Hello friends,
After I sent out this newsletter last week, I headed to an immunology conference to reunite with some dear collaborators and kickstart our science communication projects for the year. But before I had even started my Saturday workshop, we started seeing the news about Alex Pretti. ICE agents killed him that morning, shooting him ten times in the back, and administration officials immediately unleashed a flood of lies about it.
It was painful to have the travesty playing out in real time, while I was introducing researchers to the Just-World fallacy and learned helplessness. But I found some solace in having the language to describe these dynamics, and I found refuge in a circle of grieving, angry friends. That they happen to be some of the most important scientists in the country didn’t matter particularly much to me right then, but I was reminded later in the meeting how very much it meant for others to see the leaders in their field actually leading it. Humanity, humility, and courage are beacons in the dark right now.
This was Year 2, Week 5. Let’s process it together.
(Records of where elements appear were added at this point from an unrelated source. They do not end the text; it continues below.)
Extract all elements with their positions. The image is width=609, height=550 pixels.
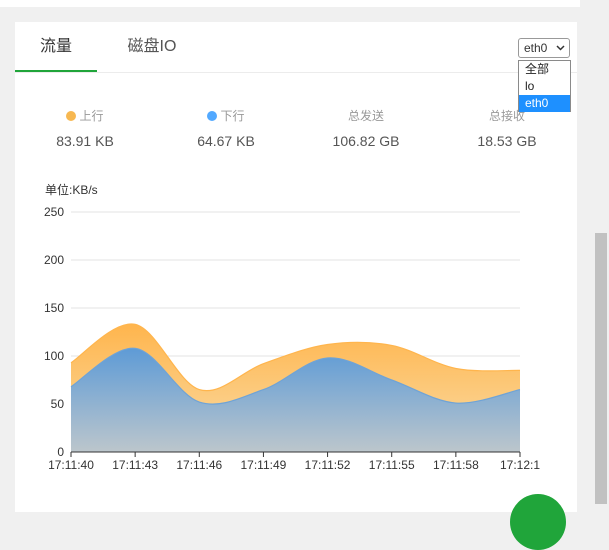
x-tick-label: 17:11:43: [112, 458, 158, 472]
y-tick-label: 100: [44, 349, 64, 363]
traffic-chart: 单位:KB/s 0 50 100 150 200 250 17:11:40 17:11:43…: [44, 182, 540, 472]
x-tick-label: 17:11:52: [305, 458, 351, 472]
y-tick-label: 150: [44, 301, 64, 315]
x-tick-label: 17:11:55: [369, 458, 415, 472]
y-tick-label: 0: [57, 445, 64, 459]
y-axis-unit: 单位:KB/s: [45, 182, 98, 197]
floating-action-button[interactable]: [510, 494, 566, 550]
interface-dropdown: 全部 lo eth0: [518, 60, 571, 112]
interface-option-eth0[interactable]: eth0: [519, 95, 570, 112]
x-tick-label: 17:11:40: [48, 458, 94, 472]
x-tick-label: 17:11:58: [433, 458, 479, 472]
y-tick-label: 250: [44, 205, 64, 219]
y-tick-label: 200: [44, 253, 64, 267]
interface-option-lo[interactable]: lo: [519, 78, 570, 95]
scrollbar-thumb[interactable]: [595, 233, 607, 504]
interface-option-all[interactable]: 全部: [519, 61, 570, 78]
y-tick-label: 50: [51, 397, 65, 411]
x-tick-label: 17:11:46: [176, 458, 222, 472]
x-tick-label: 17:12:1: [500, 458, 540, 472]
x-tick-label: 17:11:49: [241, 458, 287, 472]
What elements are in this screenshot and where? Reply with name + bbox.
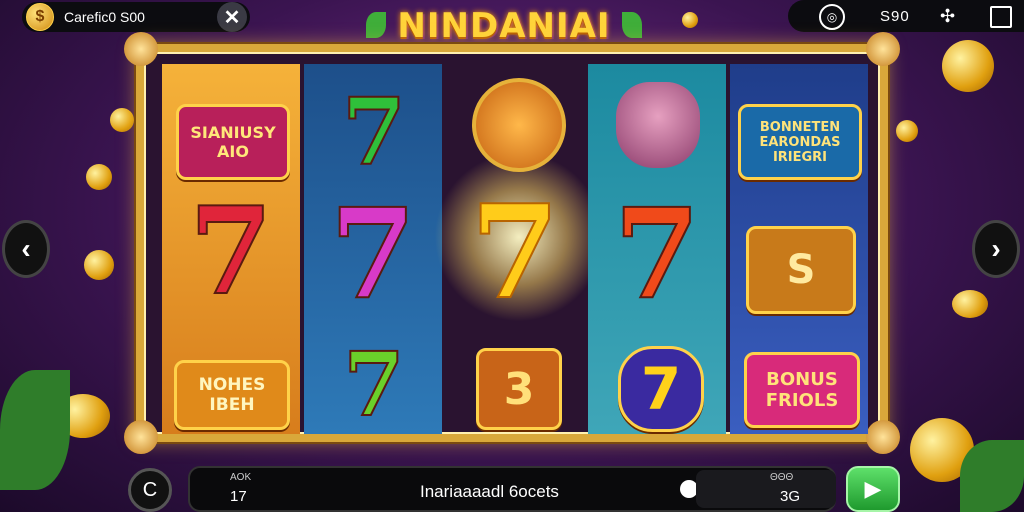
frame-corner-ornament — [866, 420, 900, 454]
symbol-seven: 7 — [341, 78, 407, 186]
bonus-badge: BONUS FRIOLS — [744, 352, 860, 428]
symbol-badge: BONNETEN EARONDAS IRIEGRI — [738, 104, 862, 180]
win-caption: ΘΘΘ — [770, 472, 794, 483]
symbol-seven: 7 — [469, 178, 560, 328]
symbol-badge: SIANIUSY AIO — [176, 104, 290, 180]
symbol-seven: 7 — [329, 182, 417, 327]
reel-4: 7 7 — [588, 64, 726, 434]
frame-corner-ornament — [124, 420, 158, 454]
autospin-button[interactable]: C — [128, 468, 172, 512]
bottom-bar: AOK 17 Inariaaaadl 6ocets ΘΘΘ 3G — [188, 466, 836, 512]
previous-arrow-button[interactable]: ‹ — [2, 220, 50, 278]
status-message: Inariaaaadl 6ocets — [420, 482, 559, 501]
coin-decoration — [86, 164, 112, 190]
win-value: 3G — [780, 488, 801, 505]
balance-pill: $ Carefic0 S00 — [22, 2, 250, 32]
reel-5: BONNETEN EARONDAS IRIEGRI S BONUS FRIOLS — [730, 64, 868, 434]
reel-frame: SIANIUSY AIO 7 NOHES IBEH 7 7 7 7 3 7 7 … — [124, 32, 900, 454]
reel-2: 7 7 7 — [304, 64, 442, 434]
leaf-decoration — [960, 440, 1024, 512]
frame-corner-ornament — [124, 32, 158, 66]
balance-text: Carefic0 S00 — [64, 9, 145, 25]
bet-caption: AOK — [230, 472, 252, 483]
coin-icon: $ — [26, 3, 54, 31]
symbol-badge: NOHES IBEH — [174, 360, 290, 430]
reel-3: 7 3 — [446, 64, 584, 434]
bet-value: 17 — [230, 488, 247, 505]
leaf-decoration — [0, 370, 70, 490]
coin-decoration — [110, 108, 134, 132]
symbol-seven: 7 — [613, 182, 701, 327]
golden-medallion-icon — [472, 78, 566, 172]
square-icon[interactable] — [990, 6, 1012, 28]
creature-icon — [616, 82, 700, 168]
symbol-seven-gem: 7 — [618, 346, 704, 432]
symbol-seven: 7 — [188, 181, 274, 322]
close-button[interactable]: ✕ — [217, 2, 247, 32]
coin-decoration — [952, 290, 988, 318]
reel-1: SIANIUSY AIO 7 NOHES IBEH — [162, 64, 300, 434]
spin-play-button[interactable]: ▶ — [846, 466, 900, 512]
symbol-seven: 7 — [342, 332, 405, 436]
symbol-three: 3 — [476, 348, 562, 430]
frame-corner-ornament — [866, 32, 900, 66]
coin-decoration — [896, 120, 918, 142]
coin-decoration — [84, 250, 114, 280]
treasure-chest-icon: S — [746, 226, 856, 314]
next-arrow-button[interactable]: › — [972, 220, 1020, 278]
coin-decoration — [942, 40, 994, 92]
target-icon[interactable]: ◎ — [819, 4, 845, 30]
win-panel — [696, 470, 836, 508]
grid-icon[interactable]: ✣ — [940, 6, 955, 27]
score-text: S90 — [880, 8, 910, 25]
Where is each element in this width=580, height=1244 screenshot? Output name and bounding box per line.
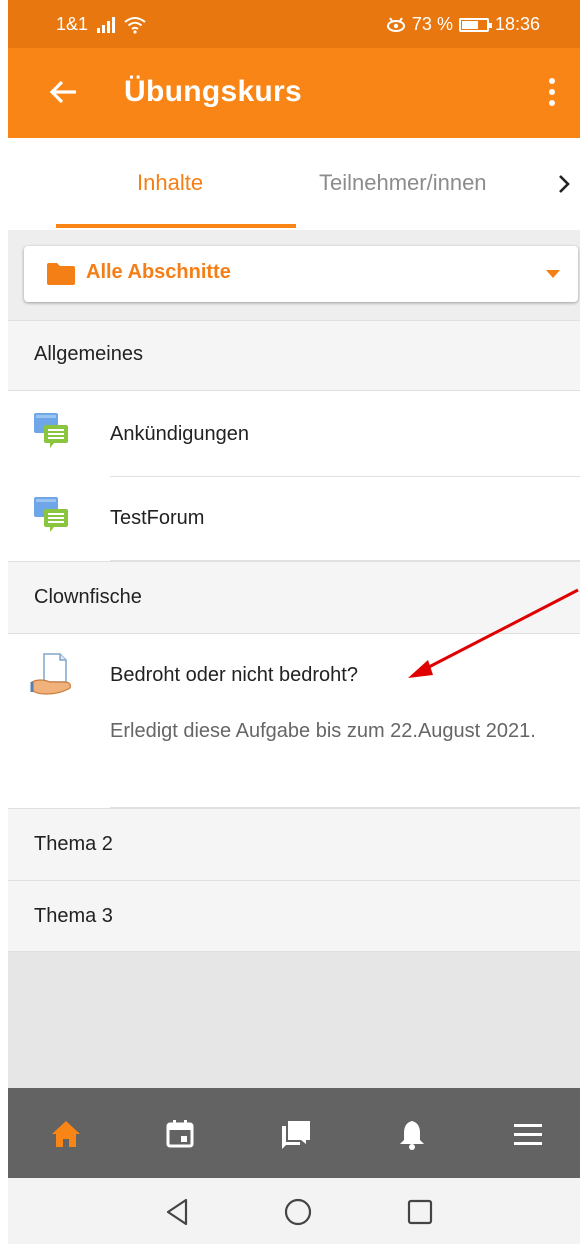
section-title: Thema 2 xyxy=(34,833,113,855)
section-title: Thema 3 xyxy=(34,905,113,927)
status-bar: 1&1 73 % 18:36 xyxy=(8,0,580,48)
page-title: Übungskurs xyxy=(124,75,303,108)
carrier-label: 1&1 xyxy=(56,14,89,34)
item-label: Ankündigungen xyxy=(110,423,250,445)
menu-icon[interactable] xyxy=(512,1118,544,1150)
messages-icon[interactable] xyxy=(280,1118,312,1150)
item-label: Bedroht oder nicht bedroht? xyxy=(110,664,358,686)
item-label: TestForum xyxy=(110,507,205,529)
signal-icon xyxy=(97,16,116,33)
section-filter-area: Alle Abschnitte xyxy=(8,230,580,322)
eye-comfort-icon xyxy=(386,16,405,32)
clock: 18:36 xyxy=(494,14,540,34)
list-item-assignment[interactable]: Bedroht oder nicht bedroht? Erledigt die… xyxy=(8,633,580,809)
more-options-icon[interactable] xyxy=(540,76,564,110)
tab-teilnehmer[interactable]: Teilnehmer/innen xyxy=(319,170,487,196)
wifi-icon xyxy=(124,16,146,34)
home-icon[interactable] xyxy=(50,1118,82,1150)
tab-inhalte[interactable]: Inhalte xyxy=(137,170,203,196)
battery-percent: 73 % xyxy=(411,14,453,34)
bottom-navigation xyxy=(8,1088,580,1178)
dropdown-label: Alle Abschnitte xyxy=(86,261,231,283)
item-description: Erledigt diese Aufgabe bis zum 22.August… xyxy=(110,720,536,742)
list-item-testforum[interactable]: TestForum xyxy=(8,477,580,561)
system-recents-icon[interactable] xyxy=(402,1194,438,1230)
chevron-right-icon[interactable] xyxy=(554,172,574,196)
section-header-allgemeines[interactable]: Allgemeines xyxy=(8,320,580,390)
assignment-icon xyxy=(30,653,71,695)
forum-icon xyxy=(34,497,68,532)
folder-icon xyxy=(47,263,75,285)
battery-icon xyxy=(458,17,492,32)
section-header-thema-2[interactable]: Thema 2 xyxy=(8,808,580,880)
app-bar: Übungskurs xyxy=(8,48,580,138)
bell-icon[interactable] xyxy=(396,1118,428,1150)
back-arrow-icon[interactable] xyxy=(44,72,84,112)
system-navigation-bar xyxy=(8,1178,580,1244)
forum-icon xyxy=(34,413,68,448)
section-header-clownfische[interactable]: Clownfische xyxy=(8,561,580,633)
system-back-icon[interactable] xyxy=(160,1194,196,1230)
section-title: Allgemeines xyxy=(34,343,143,365)
dropdown-caret-icon xyxy=(546,270,560,278)
section-title: Clownfische xyxy=(34,586,142,608)
empty-content-area xyxy=(8,952,580,1088)
calendar-icon[interactable] xyxy=(164,1118,196,1150)
section-header-thema-3[interactable]: Thema 3 xyxy=(8,880,580,952)
tab-bar: Inhalte Teilnehmer/innen xyxy=(8,138,580,230)
active-tab-indicator xyxy=(56,224,296,228)
list-item-ankuendigungen[interactable]: Ankündigungen xyxy=(8,390,580,477)
system-home-icon[interactable] xyxy=(280,1194,316,1230)
section-dropdown[interactable]: Alle Abschnitte xyxy=(24,246,578,302)
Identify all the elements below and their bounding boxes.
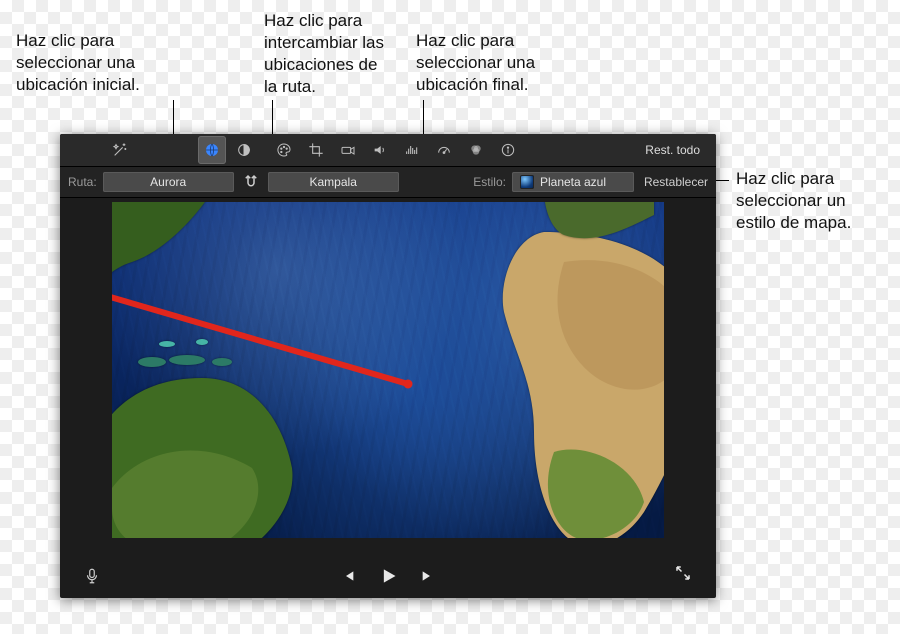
callout-swap-route: Haz clic para intercambiar las ubicacion… (264, 10, 424, 98)
callout-start-location: Haz clic para seleccionar una ubicación … (16, 30, 186, 96)
prev-frame-button[interactable] (337, 565, 359, 587)
camera-icon[interactable] (334, 136, 362, 164)
color-overlap-icon[interactable] (462, 136, 490, 164)
map-editor-panel: Rest. todo Ruta: Aurora Kampala Estilo: … (60, 134, 716, 598)
play-button[interactable] (377, 565, 399, 587)
microphone-icon[interactable] (78, 562, 106, 590)
globe-thumbnail-icon (520, 175, 534, 189)
inspector-toolbar: Rest. todo (60, 134, 716, 167)
callout-end-location: Haz clic para seleccionar una ubicación … (416, 30, 586, 96)
next-frame-button[interactable] (417, 565, 439, 587)
swap-route-button[interactable] (240, 171, 262, 193)
map-preview-area (60, 202, 716, 542)
map-style-name: Planeta azul (540, 172, 606, 192)
reset-style-button[interactable]: Restablecer (644, 175, 708, 189)
map-preview[interactable] (112, 202, 664, 538)
contrast-icon[interactable] (230, 136, 258, 164)
crop-icon[interactable] (302, 136, 330, 164)
equalizer-icon[interactable] (398, 136, 426, 164)
fullscreen-icon[interactable] (674, 564, 698, 588)
start-location-button[interactable]: Aurora (103, 172, 234, 192)
end-location-button[interactable]: Kampala (268, 172, 399, 192)
estilo-label: Estilo: (473, 175, 506, 189)
route-line (112, 202, 664, 538)
volume-icon[interactable] (366, 136, 394, 164)
palette-icon[interactable] (270, 136, 298, 164)
info-icon[interactable] (494, 136, 522, 164)
map-style-button[interactable]: Planeta azul (512, 172, 634, 192)
globe-icon[interactable] (198, 136, 226, 164)
route-subbar: Ruta: Aurora Kampala Estilo: Planeta azu… (60, 167, 716, 198)
reset-all-button[interactable]: Rest. todo (645, 143, 700, 157)
gauge-icon[interactable] (430, 136, 458, 164)
magic-wand-icon[interactable] (106, 136, 134, 164)
transport-bar (60, 554, 716, 598)
ruta-label: Ruta: (68, 175, 97, 189)
callout-map-style: Haz clic para seleccionar un estilo de m… (736, 168, 896, 234)
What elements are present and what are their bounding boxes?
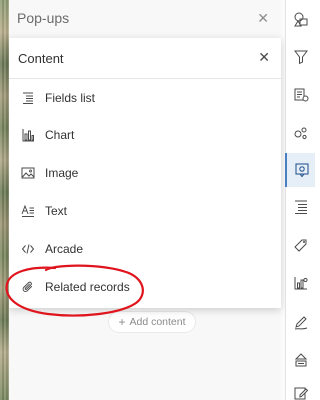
add-content-button[interactable]: + Add content <box>109 312 195 332</box>
menu-item-fields-list[interactable]: Fields list <box>9 81 281 115</box>
close-icon[interactable]: ✕ <box>257 11 269 25</box>
toolbar-button-styles[interactable] <box>286 2 315 36</box>
toolbar-button-sketch[interactable] <box>286 305 315 339</box>
toolbar-button-edit[interactable] <box>286 376 315 400</box>
menu-item-label: Fields list <box>45 91 96 105</box>
edit-icon <box>294 387 309 400</box>
menu-item-arcade[interactable]: Arcade <box>9 232 281 266</box>
toolbar-button-charts[interactable] <box>286 266 315 300</box>
fields-icon <box>295 200 307 214</box>
menu-item-label: Arcade <box>45 242 84 256</box>
menu-item-label: Image <box>45 166 79 180</box>
text-icon <box>20 203 36 219</box>
forms-icon <box>294 353 308 367</box>
content-popover: Content ✕ Fields list Chart Image Text A… <box>9 38 281 308</box>
paperclip-icon <box>20 279 36 295</box>
toolbar-button-filter[interactable] <box>286 40 315 74</box>
charts-icon <box>294 277 308 290</box>
menu-item-label: Related records <box>45 280 130 294</box>
sketch-icon <box>294 316 308 330</box>
toolbar-button-forms[interactable] <box>286 343 315 377</box>
tool-strip <box>285 0 315 400</box>
menu-item-text[interactable]: Text <box>9 194 281 228</box>
plus-icon: + <box>118 315 126 329</box>
labels-icon <box>294 239 307 252</box>
clustering-icon <box>294 127 307 140</box>
effects-icon <box>294 88 309 102</box>
layers-style-icon <box>294 12 308 27</box>
fields-list-icon <box>20 90 36 106</box>
toolbar-button-effects[interactable] <box>286 78 315 112</box>
map-viewer: Pop-ups ✕ + Add content Content ✕ Fields… <box>0 0 315 400</box>
menu-item-label: Chart <box>45 128 75 142</box>
toolbar-button-popups[interactable] <box>285 153 315 187</box>
close-icon[interactable]: ✕ <box>258 50 270 64</box>
menu-item-image[interactable]: Image <box>9 156 281 190</box>
map-canvas[interactable] <box>0 0 9 400</box>
toolbar-button-clustering[interactable] <box>286 116 315 150</box>
toolbar-button-fields[interactable] <box>286 190 315 224</box>
menu-item-chart[interactable]: Chart <box>9 118 281 152</box>
add-content-label: Add content <box>129 316 186 328</box>
toolbar-button-labels[interactable] <box>286 228 315 262</box>
popover-header: Content ✕ <box>9 38 281 79</box>
chart-icon <box>20 127 36 143</box>
panel-title: Pop-ups <box>17 10 70 26</box>
menu-item-label: Text <box>45 204 68 218</box>
filter-icon <box>294 50 308 65</box>
popup-config-icon <box>295 163 309 178</box>
menu-item-related-records[interactable]: Related records <box>9 270 281 304</box>
image-icon <box>20 165 36 181</box>
popups-header: Pop-ups ✕ <box>9 0 281 38</box>
code-icon <box>20 241 36 257</box>
popover-title: Content <box>18 51 64 66</box>
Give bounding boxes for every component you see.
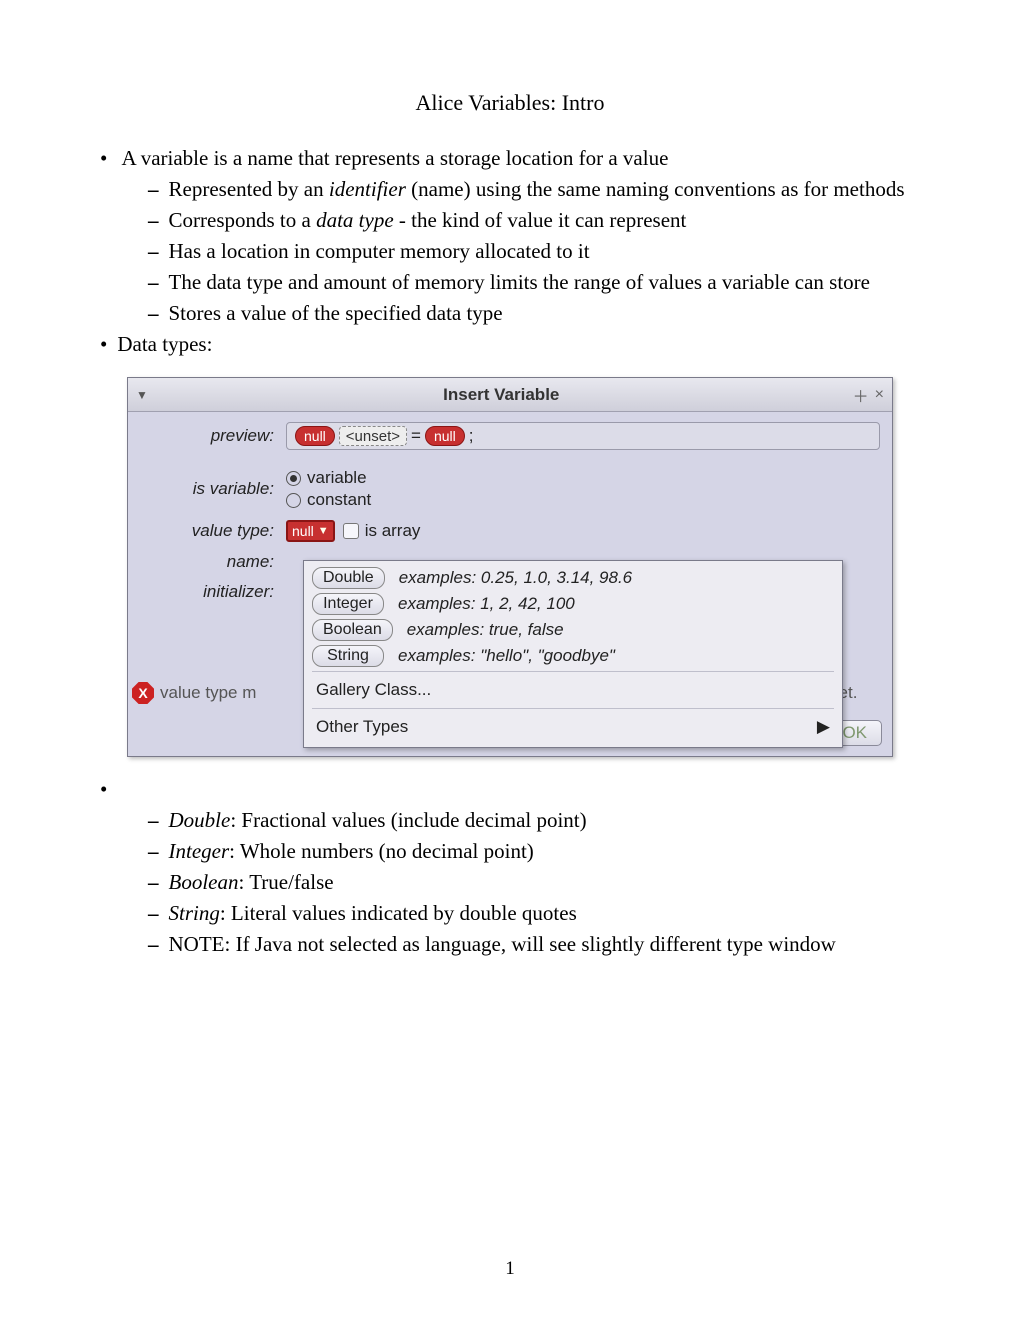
type-button-integer[interactable]: Integer	[312, 593, 384, 615]
row-is-variable: is variable: variable constant	[136, 468, 880, 510]
radio-icon	[286, 471, 301, 486]
popup-row-integer[interactable]: Integer examples: 1, 2, 42, 100	[312, 593, 834, 615]
maximize-icon[interactable]: ＋	[853, 383, 869, 407]
sub-list-1: Represented by an identifier (name) usin…	[148, 177, 920, 326]
desc-integer: Integer: Whole numbers (no decimal point…	[148, 839, 920, 864]
desc-double: Double: Fractional values (include decim…	[148, 808, 920, 833]
desc-sub-list: Double: Fractional values (include decim…	[148, 808, 920, 957]
label-value-type: value type:	[136, 521, 286, 541]
semicolon: ;	[469, 426, 474, 446]
type-button-string[interactable]: String	[312, 645, 384, 667]
null-text: null	[292, 523, 314, 539]
equals-sign: =	[411, 426, 421, 446]
label-preview: preview:	[136, 426, 286, 446]
desc-boolean: Boolean: True/false	[148, 870, 920, 895]
popup-row-boolean[interactable]: Boolean examples: true, false	[312, 619, 834, 641]
chevron-right-icon: ▶	[817, 717, 830, 737]
chevron-down-icon: ▼	[318, 525, 329, 537]
type-examples: examples: true, false	[407, 620, 564, 640]
bullet-variable-def: A variable is a name that represents a s…	[100, 146, 920, 326]
text: A variable is a name that represents a s…	[121, 146, 668, 170]
dialog-body: preview: null <unset> = null ; is variab…	[128, 412, 892, 714]
preview-box: null <unset> = null ;	[286, 422, 880, 450]
sub-identifier: Represented by an identifier (name) usin…	[148, 177, 920, 202]
page-title: Alice Variables: Intro	[100, 90, 920, 116]
unset-chip: <unset>	[339, 426, 407, 446]
sub-datatype: Corresponds to a data type - the kind of…	[148, 208, 920, 233]
type-examples: examples: 1, 2, 42, 100	[398, 594, 575, 614]
is-array-checkbox[interactable]	[343, 523, 359, 539]
menu-dropdown-icon[interactable]: ▼	[136, 388, 148, 402]
sub-memory-loc: Has a location in computer memory alloca…	[148, 239, 920, 264]
dialog-titlebar[interactable]: ▼ Insert Variable ＋ ×	[128, 378, 892, 412]
popup-row-string[interactable]: String examples: "hello", "goodbye"	[312, 645, 834, 667]
radio-constant[interactable]: constant	[286, 490, 371, 510]
popup-other-types[interactable]: Other Types ▶	[312, 713, 834, 741]
desc-string: String: Literal values indicated by doub…	[148, 901, 920, 926]
radio-icon	[286, 493, 301, 508]
label-name: name:	[136, 552, 286, 572]
popup-gallery-class[interactable]: Gallery Class...	[312, 676, 834, 704]
radio-variable[interactable]: variable	[286, 468, 371, 488]
type-examples: examples: "hello", "goodbye"	[398, 646, 615, 666]
radio-label: variable	[307, 468, 367, 488]
type-popup: Double examples: 0.25, 1.0, 3.14, 98.6 I…	[303, 560, 843, 748]
popup-row-double[interactable]: Double examples: 0.25, 1.0, 3.14, 98.6	[312, 567, 834, 589]
is-array-label: is array	[365, 521, 421, 541]
type-examples: examples: 0.25, 1.0, 3.14, 98.6	[399, 568, 632, 588]
sub-range: The data type and amount of memory limit…	[148, 270, 920, 295]
label-initializer: initializer:	[136, 582, 286, 602]
type-button-boolean[interactable]: Boolean	[312, 619, 393, 641]
sub-stores: Stores a value of the specified data typ…	[148, 301, 920, 326]
type-button-double[interactable]: Double	[312, 567, 385, 589]
error-text-left: value type m	[160, 683, 256, 703]
close-icon[interactable]: ×	[875, 386, 884, 404]
radio-label: constant	[307, 490, 371, 510]
top-list: A variable is a name that represents a s…	[100, 146, 920, 357]
dialog-title: Insert Variable	[156, 385, 847, 405]
error-icon: X	[132, 682, 154, 704]
bullet-data-types: Data types:	[100, 332, 920, 357]
page-number: 1	[0, 1258, 1020, 1280]
null-chip-2: null	[425, 426, 465, 446]
null-chip: null	[295, 426, 335, 446]
value-type-dropdown[interactable]: null ▼	[286, 520, 335, 542]
desc-note: NOTE: If Java not selected as language, …	[148, 932, 920, 957]
insert-variable-dialog: ▼ Insert Variable ＋ × preview: null <uns…	[127, 377, 893, 757]
label-is-variable: is variable:	[136, 479, 286, 499]
row-preview: preview: null <unset> = null ;	[136, 422, 880, 450]
row-value-type: value type: null ▼ is array	[136, 520, 880, 542]
desc-list: Double: Fractional values (include decim…	[100, 777, 920, 957]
There’s just so much to organize around and against, and life doesn’t conveniently stop in between. For me, this week was also bound up in caring for a very good dog who is recovering from surgery. My partner needed to travel, so I spent my days cleaning up bodily fluids and my nights worrying about terrible things with terrible jargon names like dehiscence and seroma. I kept humming the refrain from a song I like, “I’ve got worries / I’ve got troubles / I’ve wounds to bind”
I’m not squeamish and I was extremely well briefed. But the first time I was alone, facing a large and gruesome wound, it shook me more than I expected. Confronting the full horror of it, and knowing it was my responsibility to care for, was a shock to my system.
Now when I think of circles of grieving, angry people asking me how we’re ever going to repair all this damage to science, I feel a parallel. Knowing what’s happening isn’t the same as actually feeling it, and truly feeling it can catch you by surprise. The first priority is to keep this thing from getting worse - to prevent infection. I don’t know what the precise antifascist analogy is for the antibiotics I’m so grateful to have in my arsenal. But I do know that there was a kind of relief to finally have this wound out in the open, to force myself to confront it.
Tressie McMillan Cottom describes this best. She says, “...Sometimes we aren't exhausted because we are aware of too much. We are exhausted because we are doing too little… The more time you spend doing something, whatever it is possible for you to do in your space in the world, the less exhausted you are by the onslaught of information that really wins when it can convince you that the only thing you can do is watch what is happening to you.”
Sometimes “doing something” means throwing your body in front of danger. Sometimes it means stacking and ferrying supplies. Sometimes it means letting yourself simply show your emotions and voice your thoughts in professional settings that would otherwise pretend all is well. We need it all.
That is how we manage the pain now, and start finding ways to heal.